[백준] 10816번: 숫자 카드 2

https://www.acmicpc.net/problem/10816

initial

v easy q with hashmap. But it can be solved with binary search. how??

import sys
from collections import defaultdict

input = sys.stdin.readline

n=int(input())
lst=list(map(int,input().split()))
m=int(input())
hola=list(map(int,input().split()))
ans=defaultdict(int)
real_ans=[]
for i in lst:
    ans[i]+=1
for i in hola:
    real_ans.append(ans[i])
print(*real_ans)

sol

With binary search, we search for the left and right index where our target number is. Then, subtracting right with minus gives us the frequency of that target number in our list. The key is the bisect_left function, which has time complexity of log N.

import sys
from bisect import bisect_left, bisect_right

input = sys.stdin.readline

n = int(input())  # Read the number of cards Sanggeun has
lst = list(map(int, input().split()))  # List of cards Sanggeun has
m = int(input())  # Number of queries
hola = list(map(int, input().split()))  # The target numbers to check

# Sort the list of cards for binary search
lst.sort()

# Function to find the count of a target in the sorted list
def count_occurrences(lst, target):
    left = bisect_left(lst, target)  # Find first occurrence
    right = bisect_right(lst, target)  # Find one past the last occurrence
    return right - left  # The count is the difference between the two indices

# For each query, find the count of that target in lst
real_ans = [count_occurrences(lst, target) for target in hola]

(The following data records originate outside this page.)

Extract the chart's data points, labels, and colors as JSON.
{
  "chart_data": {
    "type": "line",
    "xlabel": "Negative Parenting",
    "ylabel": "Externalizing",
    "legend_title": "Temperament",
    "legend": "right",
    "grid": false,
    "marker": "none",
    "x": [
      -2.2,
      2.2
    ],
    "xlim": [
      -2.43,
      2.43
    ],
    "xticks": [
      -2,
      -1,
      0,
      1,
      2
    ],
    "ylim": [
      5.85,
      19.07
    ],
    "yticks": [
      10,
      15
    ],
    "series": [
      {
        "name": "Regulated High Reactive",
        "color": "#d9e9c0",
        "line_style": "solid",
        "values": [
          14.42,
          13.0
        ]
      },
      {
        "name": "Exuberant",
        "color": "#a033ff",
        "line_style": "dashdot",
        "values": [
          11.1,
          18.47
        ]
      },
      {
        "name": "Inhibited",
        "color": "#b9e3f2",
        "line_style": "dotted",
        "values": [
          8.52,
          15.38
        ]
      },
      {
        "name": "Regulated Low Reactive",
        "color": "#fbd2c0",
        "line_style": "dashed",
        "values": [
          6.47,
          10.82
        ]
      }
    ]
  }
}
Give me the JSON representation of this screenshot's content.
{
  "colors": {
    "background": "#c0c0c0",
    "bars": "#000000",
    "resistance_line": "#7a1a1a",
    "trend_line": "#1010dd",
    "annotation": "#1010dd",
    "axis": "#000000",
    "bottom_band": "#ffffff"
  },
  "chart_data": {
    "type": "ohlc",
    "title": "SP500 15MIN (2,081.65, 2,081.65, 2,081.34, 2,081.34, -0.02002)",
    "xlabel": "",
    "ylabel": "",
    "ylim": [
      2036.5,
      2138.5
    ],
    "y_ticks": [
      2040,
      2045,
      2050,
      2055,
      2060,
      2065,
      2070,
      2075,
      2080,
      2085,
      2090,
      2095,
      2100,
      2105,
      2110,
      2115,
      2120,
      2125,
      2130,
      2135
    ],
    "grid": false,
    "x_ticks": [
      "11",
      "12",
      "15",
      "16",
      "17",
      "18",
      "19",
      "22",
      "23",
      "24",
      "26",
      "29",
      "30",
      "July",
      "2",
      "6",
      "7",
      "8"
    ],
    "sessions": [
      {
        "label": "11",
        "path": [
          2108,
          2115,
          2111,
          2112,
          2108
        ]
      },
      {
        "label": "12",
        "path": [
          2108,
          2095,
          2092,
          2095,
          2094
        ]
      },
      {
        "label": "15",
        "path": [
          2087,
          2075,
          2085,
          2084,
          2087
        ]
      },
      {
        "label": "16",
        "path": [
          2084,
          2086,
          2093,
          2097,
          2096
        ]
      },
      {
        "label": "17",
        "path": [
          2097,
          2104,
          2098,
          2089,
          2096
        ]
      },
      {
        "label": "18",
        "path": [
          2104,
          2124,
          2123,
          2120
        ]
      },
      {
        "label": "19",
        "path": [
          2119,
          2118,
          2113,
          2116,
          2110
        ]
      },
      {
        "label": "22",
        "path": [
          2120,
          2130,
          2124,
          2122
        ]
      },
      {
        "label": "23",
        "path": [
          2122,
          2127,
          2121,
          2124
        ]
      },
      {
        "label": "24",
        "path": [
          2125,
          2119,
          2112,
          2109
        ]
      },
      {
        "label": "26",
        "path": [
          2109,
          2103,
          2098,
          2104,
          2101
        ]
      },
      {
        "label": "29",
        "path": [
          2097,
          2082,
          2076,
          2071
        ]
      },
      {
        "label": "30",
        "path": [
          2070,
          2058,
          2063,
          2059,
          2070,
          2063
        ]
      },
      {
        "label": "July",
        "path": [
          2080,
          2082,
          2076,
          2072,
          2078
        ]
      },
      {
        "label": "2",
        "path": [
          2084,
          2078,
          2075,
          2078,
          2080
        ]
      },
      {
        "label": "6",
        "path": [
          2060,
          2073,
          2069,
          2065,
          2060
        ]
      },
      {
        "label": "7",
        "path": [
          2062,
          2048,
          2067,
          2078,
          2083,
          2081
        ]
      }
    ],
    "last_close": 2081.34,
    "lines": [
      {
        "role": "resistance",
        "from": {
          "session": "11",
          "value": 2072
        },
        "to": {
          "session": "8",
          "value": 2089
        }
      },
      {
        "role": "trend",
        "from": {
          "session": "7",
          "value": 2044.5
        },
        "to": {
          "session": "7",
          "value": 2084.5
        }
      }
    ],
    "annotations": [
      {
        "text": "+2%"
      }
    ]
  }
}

# Print the results as space-separated integers
print(*real_ans)

complexity

1. Sorting the List:

   • Before performing binary search, we need to sort the list of coordinates.
   • Sorting a list of size N has a time complexity of O(N log N).

2. Handling Each Query:

   • For each query, we use binary search to find the first and last occurrences of a number in the sorted list:
     • bisect_left(lst, target) performs a binary search to find the index of the first occurrence of the target. It runs in O(log N) time.
     • bisect_right(lst, target) performs a binary search to find the index of one past the last occurrence of the target. It also runs in O(log N) time.

3. Final Complexity:

   • Sorting the list of size N takes O(N log N).
   • For each query, performing two binary search operations takes O(log N).
   • If there are M queries, the total time complexity for handling all queries is O(M log N).

Therefore, the overall time complexity is:

• O(N log N) for sorting the list of coordinates.
• O(M log N) for processing each query.

Thus, the final total time complexity is:

• O(N log N + M log N).

1. Space for the Sorted List:

   • The list lst stores N elements. Sorting it in place requires O(N) additional space.

2. Space for Storing Results:

   • We store the results of each query in a list of size M, so the space for the result is O(M).

3. Binary Search Operations:

   • Each binary search (bisect_left and bisect_right) operates in O(1) extra space, as they work directly on the list.

Final Space Complexity:

• O(N) for storing the sorted list of coordinates.
• O(M) for storing the results of each query.

Thus, the overall space complexity is:

• O(N + M).

Summary:

• Time Complexity: O(N log N + M log N)
• Space Complexity: O(N + M)

This approach is efficient and scales well for large input sizes.